SPD spricht von einem "unglaublichen Vorgang"
Landowsky verweigert Aussage vor Untersuchungssausschuss

Der frühere Berliner CDU-Fraktionschef Klaus Landowsky hat vor dem Untersuchungsausschuss des Abgeordnetenhauses zur Spendenaffäre überraschend die Aussage verweigert.

afp BERLIN. Landowsky wies bei seinem Auftritt vor dem Ausschuss am Freitag darauf hin, dass wegen der Vorgänge bei der landeseigenen Berliner Bankgesellschaft (BGB) eine Reihe von strafrechtlichen Ermittlungsverfahren eingeleitet worden seien. Diese seien zwar teilweise schon eingestellt. Er wisse jedoch nicht, ob einige der Verfahren noch andauerten.

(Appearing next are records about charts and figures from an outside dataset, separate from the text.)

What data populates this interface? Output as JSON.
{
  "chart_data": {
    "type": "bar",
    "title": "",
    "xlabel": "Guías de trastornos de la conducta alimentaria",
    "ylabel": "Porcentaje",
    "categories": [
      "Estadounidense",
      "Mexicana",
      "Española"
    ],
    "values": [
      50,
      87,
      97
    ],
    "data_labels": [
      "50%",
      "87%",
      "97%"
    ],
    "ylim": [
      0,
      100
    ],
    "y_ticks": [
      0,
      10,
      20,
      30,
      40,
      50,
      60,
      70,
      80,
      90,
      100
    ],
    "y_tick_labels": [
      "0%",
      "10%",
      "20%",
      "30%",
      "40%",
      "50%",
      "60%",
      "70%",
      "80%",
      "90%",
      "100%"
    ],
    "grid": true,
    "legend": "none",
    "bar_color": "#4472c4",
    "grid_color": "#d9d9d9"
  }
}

Da er von den Verfahren selbst betroffen sein könne, wolle er zumindest vorerst nicht zu den gegen ihn erhobenen Vorwürfen Stellung nehmen. SPD-Fraktionschef Klaus Wowereit nannte Landowskys Aussageverweigerung einen "unglaublichen Vorgang". Es zeige sich, dass der frühere CDU-Fraktionsvorsitzende "Angst hat, Aussagen zu machen, die ihn belasten könnten".

Dem mittlerweile zum Parteivize der Berliner CDU gewählten Landowsky wird vorgeworfen, 1995 von Managern der Immobilienfirma Aubis eine Spende von 40 000 DM angenommen zu haben. In zeitlicher Nähe dazu hatte Landowsky als damaliger Vorstandschef der BGB-Tochter Berliner Hypothekenbank der Firma Aubis einen Kredit über 600 Mill. DM gewährt. Die Affäre hatte eine Krise der Berliner Koalition von CDU und SPD ausgelöst. Landowsky hatte sich erst nach langem Zögern zum Rückzug als Fraktionschef bereit erklärt.